В конце концов, на нашей собственной родине многие нечеловеческие виды вымерли по той или иной причине. Я никогда не видел маленькой певчей птички с голубой окраской спины[68].
* * *
Группа паломников состояла из приятных людей, бывших на попечении кроткого худого священника. У него были длинные желтые волосы, которые он, вероятно, мыл каждый день в ванной, и некрасивое несуровое лицо. Казалось, его нос суживался в неправильном направлении, так как кончик был маленький, а расстояние между его молочно-голубыми глазами — очень широким, поэтому складывалось общее впечатление, как от мыши. Мне он понравился. Когда человек носит бесформенную, длиной до пола, рясу священника, трудно определить ходит ли он на цыпочках, но отец Фэй, казалось, действительно, ходил, во всяком случае его походка была гарцующей и подпрыгивающей, с плавным приподниманием при каждом шаге его привлекательных белых рук, а большую часть времени на лице расцветала мышиная задумчивая улыбка. Все паломники уважали его, включая даже десятилетнего Джерри, который доставил отцу Фэю много неприятных минут, не из-за неуважения, но просто потому, что десятилетние мальчики все такие.

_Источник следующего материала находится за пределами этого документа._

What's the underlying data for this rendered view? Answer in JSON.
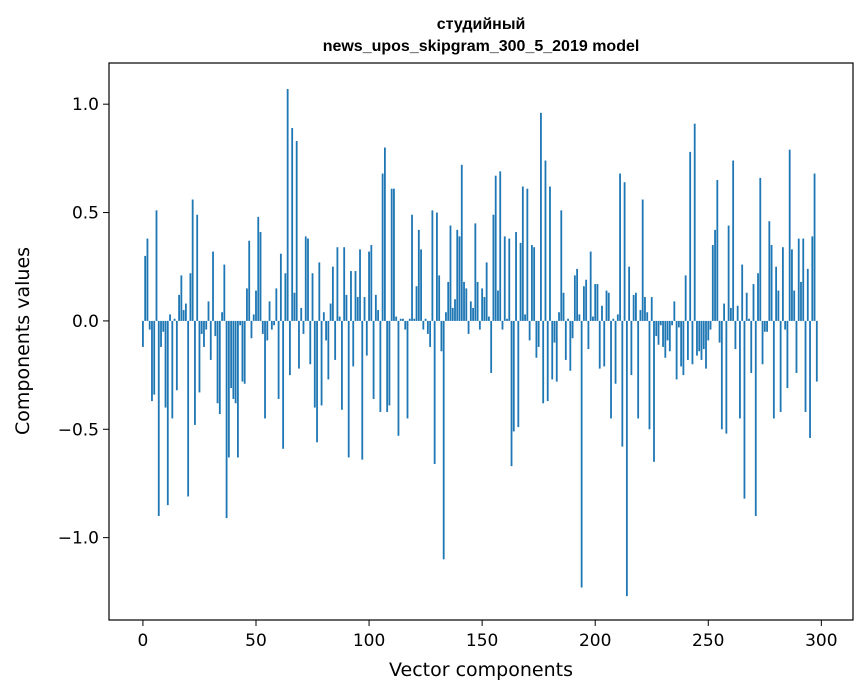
{
  "chart_data": {
    "type": "bar",
    "title": "студийный",
    "subtitle": "news_upos_skipgram_300_5_2019 model",
    "xlabel": "Vector components",
    "ylabel": "Components values",
    "xlim": [
      -15,
      314
    ],
    "ylim": [
      -1.38,
      1.19
    ],
    "xticks": [
      0,
      50,
      100,
      150,
      200,
      250,
      300
    ],
    "yticks": [
      1.0,
      0.5,
      0.0,
      -0.5,
      -1.0
    ],
    "ytick_labels": [
      "1.0",
      "0.5",
      "0.0",
      "−0.5",
      "−1.0"
    ],
    "bar_color": "#1f77b4",
    "values": [
      -0.12,
      0.3,
      0.38,
      -0.04,
      -0.37,
      -0.34,
      0.51,
      -0.9,
      -0.12,
      -0.05,
      -0.4,
      -0.85,
      0.03,
      -0.45,
      0.01,
      -0.32,
      0.12,
      0.21,
      0.05,
      0.08,
      -0.81,
      0.22,
      0.56,
      -0.48,
      0.49,
      -0.33,
      -0.06,
      -0.12,
      -0.04,
      0.09,
      -0.18,
      0.32,
      -0.07,
      -0.38,
      -0.43,
      0.04,
      0.26,
      -0.91,
      -0.63,
      -0.31,
      -0.36,
      -0.38,
      -0.63,
      -0.02,
      -0.28,
      -0.29,
      0.15,
      0.37,
      -0.08,
      0.03,
      0.14,
      0.48,
      0.41,
      -0.06,
      -0.45,
      -0.09,
      0.09,
      -0.04,
      -0.02,
      0.15,
      -0.36,
      0.31,
      -0.59,
      0.22,
      1.07,
      -0.25,
      0.89,
      0.13,
      0.83,
      -0.22,
      0.06,
      -0.06,
      0.39,
      0.38,
      -0.2,
      0.22,
      -0.4,
      -0.56,
      0.27,
      -0.39,
      0.04,
      -0.09,
      -0.27,
      0.08,
      0.25,
      -0.18,
      0.34,
      0.02,
      -0.41,
      0.34,
      0.12,
      -0.63,
      0.23,
      -0.21,
      0.23,
      0.11,
      0.33,
      -0.64,
      0.11,
      -0.16,
      0.32,
      0.35,
      -0.36,
      0.12,
      0.05,
      -0.42,
      0.68,
      0.8,
      -0.42,
      -0.39,
      0.61,
      0.61,
      0.02,
      -0.53,
      0.01,
      0.01,
      -0.04,
      -0.45,
      0.01,
      0.49,
      0.01,
      0.16,
      0.42,
      0.33,
      -0.04,
      0.01,
      -0.06,
      -0.12,
      0.51,
      -0.66,
      0.5,
      0.21,
      -0.14,
      -1.1,
      0.04,
      0.18,
      0.44,
      0.06,
      0.1,
      0.42,
      0.39,
      0.72,
      0.18,
      0.15,
      -0.06,
      0.09,
      0.06,
      0.45,
      0.18,
      -0.04,
      0.15,
      0.11,
      0.27,
      0.02,
      -0.24,
      0.49,
      0.67,
      0.14,
      0.69,
      -0.04,
      0.39,
      0.01,
      0.38,
      -0.67,
      -0.51,
      0.41,
      -0.49,
      0.36,
      0.62,
      0.03,
      0.61,
      -0.09,
      0.35,
      0.34,
      -0.17,
      -0.12,
      0.96,
      -0.38,
      0.74,
      -0.37,
      0.62,
      -0.27,
      -0.1,
      -0.28,
      0.04,
      0.51,
      0.13,
      -0.18,
      0.01,
      -0.23,
      -0.08,
      0.21,
      0.24,
      0.03,
      -1.23,
      0.16,
      0.19,
      -0.13,
      0.32,
      0.02,
      0.17,
      0.17,
      -0.22,
      0.07,
      -0.21,
      0.14,
      0.13,
      -0.45,
      0.01,
      -0.29,
      0.03,
      0.68,
      -0.58,
      0.64,
      -1.27,
      0.25,
      -0.25,
      0.12,
      0.13,
      -0.45,
      0.05,
      0.56,
      0.11,
      0.04,
      -0.5,
      0.11,
      -0.65,
      -0.07,
      -0.11,
      -0.02,
      -0.12,
      -0.17,
      -0.09,
      -0.14,
      -0.02,
      0.09,
      -0.27,
      -0.03,
      -0.21,
      -0.25,
      0.21,
      -0.18,
      0.78,
      -0.2,
      0.91,
      -0.16,
      -0.14,
      -0.18,
      -0.13,
      -0.22,
      -0.09,
      -0.04,
      0.35,
      0.42,
      0.65,
      -0.1,
      -0.5,
      0.08,
      -0.52,
      0.44,
      0.06,
      0.74,
      -0.13,
      0.07,
      -0.45,
      0.26,
      -0.82,
      0.13,
      0.01,
      -0.24,
      0.17,
      -0.9,
      0.22,
      0.66,
      -0.2,
      -0.05,
      -0.05,
      0.46,
      0.35,
      -0.45,
      0.25,
      0.14,
      -0.42,
      0.34,
      -0.04,
      -0.31,
      0.79,
      0.33,
      0.14,
      -0.24,
      0.38,
      0.18,
      0.38,
      -0.42,
      0.24,
      -0.54,
      0.39,
      0.68,
      -0.28
    ]
  }
}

Я заметил Джерри еще до того, как мы вошли в «Черный принц». Паломники выходили из церкви — когда мы приблизились к гостинице — организованным строем с отцом Фэем, машинально подпрыгивавшим впереди, а Джерри каким-то образом умудрился сойти в хвост так, что его папа и мама не заметили. И, что же еще оставалось ему делать, как не отступить еще дальше и прыгать, кривляясь, в своем хорошеньком белом одеянии паломника, длинные вьющиеся волосы торчали на его затылке такой копной, что сами ангелы не смогли бы их расчесать. Сначала он выпячивал зад и шел сутулясь, имитируя жалкую старую леди, бывшую в составе паломников; потом он выпрямился и подтянул повсюду свое одеяние до пупа и так шествовал с голым задом, прекрасно исполняя роль отца Фэя, шедшего на цыпочках, с божественной улыбкой, светившейся среди веснушек, а его маленький нос колыхался при каждом шаге, словно крошечный флаг на ветру. Ужасное святотатство, но, я помню, даже Джед не мог хихикнуть.